I always post my sister Angela's first published story about her Christmas away from home. Christmas in Taiwan..isn't the same as home
As Christmas time approaches, I often find myself reflecting on past holidays and the special memories and the people who have made each year uniquely special.
For my entire life, the holidays had revolved around gatherings with family and friends. In fact, until a few years ago, I had never spent Christmas away from my family.
However, when circumstances forced me to spend Christmas away from home for the first time, I was further away and more alone than I had ever imagined. I was working in Taiwan as an English teacher, which meant I would not be able to return home for an entire year. The enormity of that decision didn’t truly hit me until December arrived; it was 40 degrees - and there was no Christmas season! As most of Taiwanese population are Buddhists, they obviously have no Christmas holiday. There were no lights, no cards, no busy shoppers at the mall, and no line-up of children waiting to see Santa. I was stuck in a world where Christmas simply didn’t exist. December 25th would not even be a holiday! I would have to get up and go to work, just like it was any other day of the year. It somehow felt sacrilegious. Although I had nowhere to go on the 25th and nobody to spend it with, I bargained to take the day off, working an extra day on the weekend to make up for it. At least it would be Christmas in my heart, if nowhere else.
I grew more and more despondent as the holidays back home approached. I would imagine everyone back in Newfoundland, all busy buying gifts, decorating the Christmas tree and planning for holiday parties. I had flown halfway across the world by myself back in August, full of bravado, feeling very proud and independent. However, there was little of my bravado left as December rolled in. I was running up enormous phone bills, crying on the phone every night as I called my family and friends back home. I had never been so homesick in my life. I wanted to be home for Christmas more than anything else in the world. I had brought my holiday music with me and listened to “I’ll Be home for Christmas” over and over again. It never failed to bring tears to my eyes.
As I was riding my bicycle home one day in the middle of December, I took a wrong turn and found myself in an unfamiliar part of the city. This may not be a big deal in any English-speaking place, as you can ask for directions from anyone. However, this would prove rather difficult in the little island in Asia, where only a few had a working grasp of English. In desperation, I got off the bike and wandered up and down the street. Then I saw something that made me stop in my tracks. It was an English sign in an apartment window. It simply said “Church of Christ”. An English speaking, Christian church in that part of the world is certainly not very common, to say the least. I thought I must be imagining things, so I stood and just stared at the window. To my surprise, an elderly Taiwanese man took my arm and led me to a door on the side of the building. Feeling a little nervous and foolish, I entered the building. Who would I find inside the apartment? Was this some sort of cult?

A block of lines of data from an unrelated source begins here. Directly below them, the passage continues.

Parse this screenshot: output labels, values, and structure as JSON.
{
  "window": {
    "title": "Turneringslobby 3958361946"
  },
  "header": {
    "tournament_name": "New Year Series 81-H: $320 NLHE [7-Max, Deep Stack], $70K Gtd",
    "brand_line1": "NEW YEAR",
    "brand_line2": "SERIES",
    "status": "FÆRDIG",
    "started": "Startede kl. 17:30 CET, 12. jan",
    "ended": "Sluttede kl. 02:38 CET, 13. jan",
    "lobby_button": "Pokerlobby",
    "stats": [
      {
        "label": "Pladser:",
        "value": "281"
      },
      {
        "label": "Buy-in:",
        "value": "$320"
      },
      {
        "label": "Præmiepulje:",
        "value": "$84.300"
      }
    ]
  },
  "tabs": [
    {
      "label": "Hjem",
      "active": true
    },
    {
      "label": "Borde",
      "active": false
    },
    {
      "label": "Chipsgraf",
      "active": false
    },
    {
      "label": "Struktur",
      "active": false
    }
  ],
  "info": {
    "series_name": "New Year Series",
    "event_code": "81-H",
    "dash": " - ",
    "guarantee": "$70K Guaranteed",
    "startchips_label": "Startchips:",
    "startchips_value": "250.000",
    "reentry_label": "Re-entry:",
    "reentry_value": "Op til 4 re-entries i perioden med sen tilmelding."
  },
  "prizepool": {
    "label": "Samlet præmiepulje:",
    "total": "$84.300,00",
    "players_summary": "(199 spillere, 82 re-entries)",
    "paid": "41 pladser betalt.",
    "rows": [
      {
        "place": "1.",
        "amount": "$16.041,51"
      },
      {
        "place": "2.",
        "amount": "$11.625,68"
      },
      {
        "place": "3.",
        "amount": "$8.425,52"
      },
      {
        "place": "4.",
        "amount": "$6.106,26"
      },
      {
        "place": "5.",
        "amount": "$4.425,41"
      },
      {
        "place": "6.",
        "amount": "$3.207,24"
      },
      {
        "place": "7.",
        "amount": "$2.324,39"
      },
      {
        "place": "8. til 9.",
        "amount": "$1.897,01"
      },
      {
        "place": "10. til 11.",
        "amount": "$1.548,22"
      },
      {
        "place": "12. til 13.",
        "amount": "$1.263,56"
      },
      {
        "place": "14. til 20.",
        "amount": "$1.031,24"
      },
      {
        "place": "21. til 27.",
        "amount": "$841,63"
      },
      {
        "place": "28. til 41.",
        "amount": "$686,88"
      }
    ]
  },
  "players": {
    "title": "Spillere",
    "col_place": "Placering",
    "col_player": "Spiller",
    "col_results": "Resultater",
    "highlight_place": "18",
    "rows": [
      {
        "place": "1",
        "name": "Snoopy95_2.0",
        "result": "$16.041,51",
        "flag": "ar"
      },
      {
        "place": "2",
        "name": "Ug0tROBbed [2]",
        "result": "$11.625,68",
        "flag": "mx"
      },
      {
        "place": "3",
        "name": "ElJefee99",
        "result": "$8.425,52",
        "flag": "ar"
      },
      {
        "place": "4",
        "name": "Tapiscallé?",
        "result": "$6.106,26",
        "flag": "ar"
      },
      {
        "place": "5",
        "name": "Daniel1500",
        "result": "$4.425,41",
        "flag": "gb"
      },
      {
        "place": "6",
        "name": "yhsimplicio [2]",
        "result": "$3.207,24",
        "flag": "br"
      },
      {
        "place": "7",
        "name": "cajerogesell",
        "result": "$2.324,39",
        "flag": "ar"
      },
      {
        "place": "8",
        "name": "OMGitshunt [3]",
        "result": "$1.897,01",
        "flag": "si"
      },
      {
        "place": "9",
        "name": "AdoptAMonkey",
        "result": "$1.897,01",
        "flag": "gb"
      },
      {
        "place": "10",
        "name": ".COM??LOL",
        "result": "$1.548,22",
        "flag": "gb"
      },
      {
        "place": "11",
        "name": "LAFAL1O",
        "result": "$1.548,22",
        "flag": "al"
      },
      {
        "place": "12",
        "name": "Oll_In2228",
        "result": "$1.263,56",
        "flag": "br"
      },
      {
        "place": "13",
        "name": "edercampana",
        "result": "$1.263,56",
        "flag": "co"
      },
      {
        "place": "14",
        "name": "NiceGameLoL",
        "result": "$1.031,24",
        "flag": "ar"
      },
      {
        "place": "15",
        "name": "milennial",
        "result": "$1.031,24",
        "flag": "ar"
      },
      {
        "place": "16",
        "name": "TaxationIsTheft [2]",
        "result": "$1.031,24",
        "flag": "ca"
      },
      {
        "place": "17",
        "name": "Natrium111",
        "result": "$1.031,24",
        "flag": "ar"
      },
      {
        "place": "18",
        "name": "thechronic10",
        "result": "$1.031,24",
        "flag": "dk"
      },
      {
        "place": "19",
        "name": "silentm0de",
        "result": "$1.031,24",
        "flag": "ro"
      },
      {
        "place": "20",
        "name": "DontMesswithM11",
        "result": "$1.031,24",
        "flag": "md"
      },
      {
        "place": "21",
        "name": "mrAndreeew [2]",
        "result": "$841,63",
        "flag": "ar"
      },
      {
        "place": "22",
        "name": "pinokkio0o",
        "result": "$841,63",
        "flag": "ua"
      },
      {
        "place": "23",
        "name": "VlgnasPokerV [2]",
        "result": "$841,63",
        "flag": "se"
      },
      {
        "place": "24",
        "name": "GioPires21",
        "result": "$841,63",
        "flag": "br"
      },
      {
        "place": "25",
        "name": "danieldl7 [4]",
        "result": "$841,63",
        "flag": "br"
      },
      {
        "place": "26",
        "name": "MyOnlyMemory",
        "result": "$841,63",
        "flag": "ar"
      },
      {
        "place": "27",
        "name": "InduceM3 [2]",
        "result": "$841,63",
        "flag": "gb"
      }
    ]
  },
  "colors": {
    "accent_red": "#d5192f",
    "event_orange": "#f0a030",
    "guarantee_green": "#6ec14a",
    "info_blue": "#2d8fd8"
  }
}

I was greeted at the door by a beaming man, with a deep Southern accent (which just added to the surreal feeling!). As it turned out, the little church was operated by two missionaries from Arkansas – Pastor and Mrs. MacAteer. Without knowing anything about me – except I seemed very alone, lost, and had nowhere to celebrate Christmas – they promptly invited me to their home to spend it with them. They were so kind and insistent that I immediately accepted their invitation, feeling as though I was experiencing a true Christmas miracle. I had been adopted for Christmas!

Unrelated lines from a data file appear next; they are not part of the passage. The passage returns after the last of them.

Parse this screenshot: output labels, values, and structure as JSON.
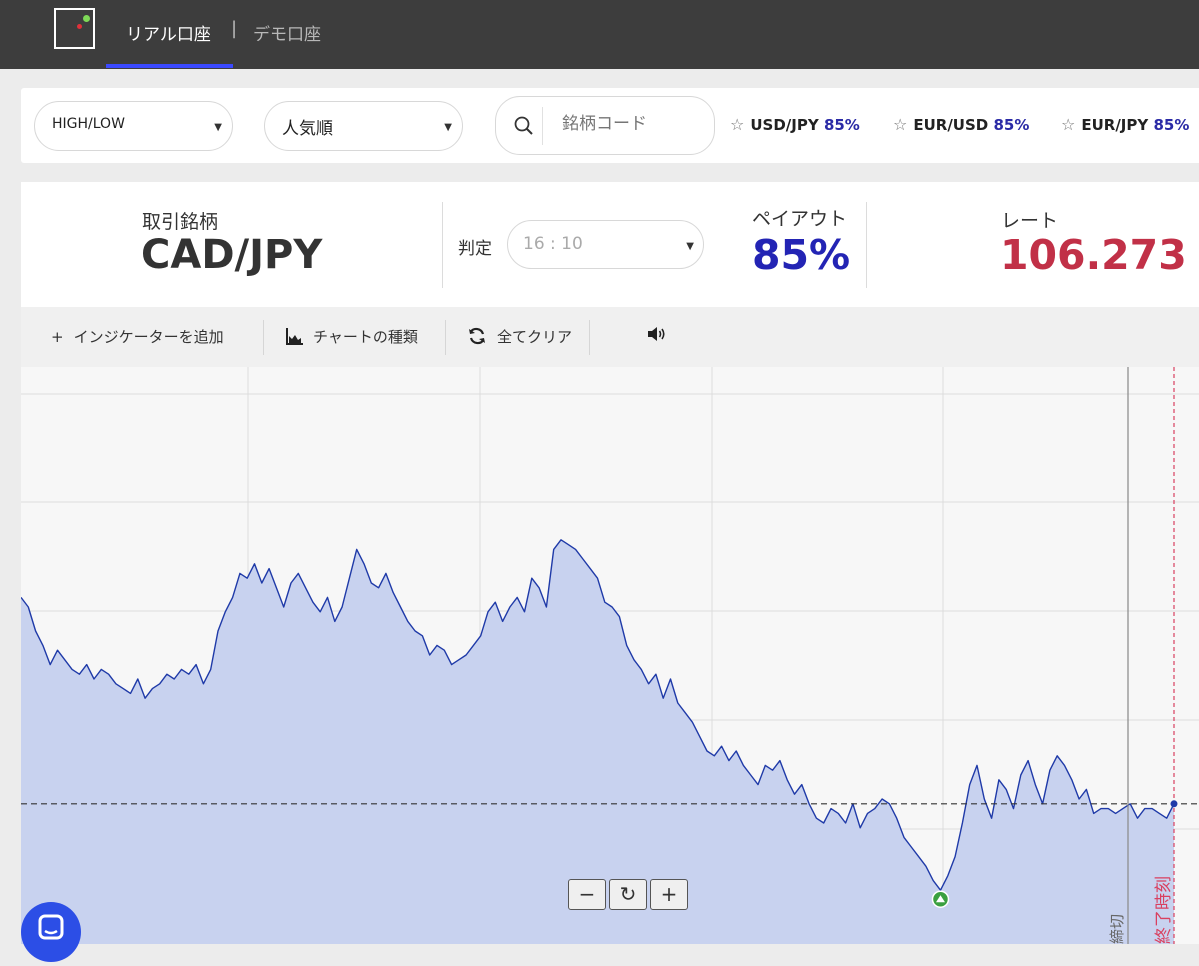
{
  "nav": {
    "tab_real": "リアル口座",
    "separator": "|",
    "tab_demo": "デモ口座"
  },
  "filters": {
    "type_select": "HIGH/LOW",
    "sort_select": "人気順",
    "search_placeholder": "銘柄コード",
    "favorites": [
      {
        "pair": "USD/JPY",
        "payout": "85%"
      },
      {
        "pair": "EUR/USD",
        "payout": "85%"
      },
      {
        "pair": "EUR/JPY",
        "payout": "85%"
      }
    ]
  },
  "info": {
    "symbol_label": "取引銘柄",
    "symbol": "CAD/JPY",
    "judge_label": "判定",
    "judge_time": "16 : 10",
    "payout_label": "ペイアウト",
    "payout": "85%",
    "rate_label": "レート",
    "rate": "106.273"
  },
  "toolbar": {
    "add_indicator": "インジケーターを追加",
    "chart_type": "チャートの種類",
    "clear_all": "全てクリア"
  },
  "chart": {
    "deadline_label": "締切",
    "end_time_label": "終了時刻",
    "zoom_out": "−",
    "reset": "↻",
    "zoom_in": "+",
    "colors": {
      "line": "#1f3aa8",
      "fill": "#c8d2ef",
      "end_marker": "#d94060",
      "low_marker": "#3aa040"
    },
    "chart_data": {
      "type": "area",
      "values": [
        62,
        60,
        55,
        52,
        48,
        51,
        49,
        47,
        46,
        48,
        45,
        47,
        46,
        44,
        43,
        42,
        45,
        41,
        43,
        44,
        46,
        45,
        47,
        46,
        48,
        44,
        47,
        55,
        59,
        62,
        67,
        66,
        69,
        65,
        68,
        64,
        60,
        65,
        67,
        64,
        61,
        59,
        62,
        57,
        60,
        66,
        72,
        69,
        65,
        64,
        67,
        63,
        60,
        57,
        55,
        54,
        50,
        52,
        51,
        48,
        49,
        50,
        52,
        54,
        59,
        61,
        57,
        60,
        62,
        59,
        66,
        64,
        60,
        72,
        74,
        73,
        72,
        70,
        68,
        66,
        61,
        60,
        58,
        52,
        49,
        47,
        44,
        46,
        41,
        45,
        40,
        38,
        36,
        33,
        30,
        29,
        31,
        28,
        30,
        27,
        25,
        23,
        27,
        26,
        28,
        24,
        21,
        23,
        19,
        16,
        15,
        18,
        17,
        15,
        19,
        14,
        17,
        18,
        20,
        19,
        16,
        12,
        10,
        8,
        6,
        3,
        1,
        4,
        8,
        15,
        23,
        27,
        20,
        16,
        24,
        22,
        18,
        25,
        28,
        23,
        19,
        26,
        29,
        27,
        24,
        20,
        22,
        17,
        18,
        18,
        17,
        18,
        19,
        16,
        18,
        18,
        17,
        16,
        19
      ]
    }
  }
}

Despite our very new acquaintance, they took me into their home on Christmas and made me feel like a long lost member of their own family. When I arrived, I discovered that I wasn’t the only lost soul that the missionaries had rescued for Christmas. There was also a young couple from Ontario who had been taken in for the holidays. Although turkey wasn’t available, it was the most memorable Christmas dinner I have ever eaten in my life. We had a huge barbeque of streak and chicken, complete with all the traditional fixings, sent by their family back in the U.S. We ate outside in our shorts, basking in the sunshine, and I imagined the snowflakes that were surely falling back in Newfoundland. After dinner, we put on some soft Christmas music, sat in front of the little artificial Christmas tree (also sent special delivery), staring at the lights and each lost in our thoughts of our families back home. We were strangers, but on that day, we became a family.
This was only the beginning of many kind acts offered to me by the MacAteers and they became my honourary family during the rest of my stay in Taiwan. That Christmas Day will always remain a cherished memory in my heart. They truly showed me the deepest meaning of Christmas.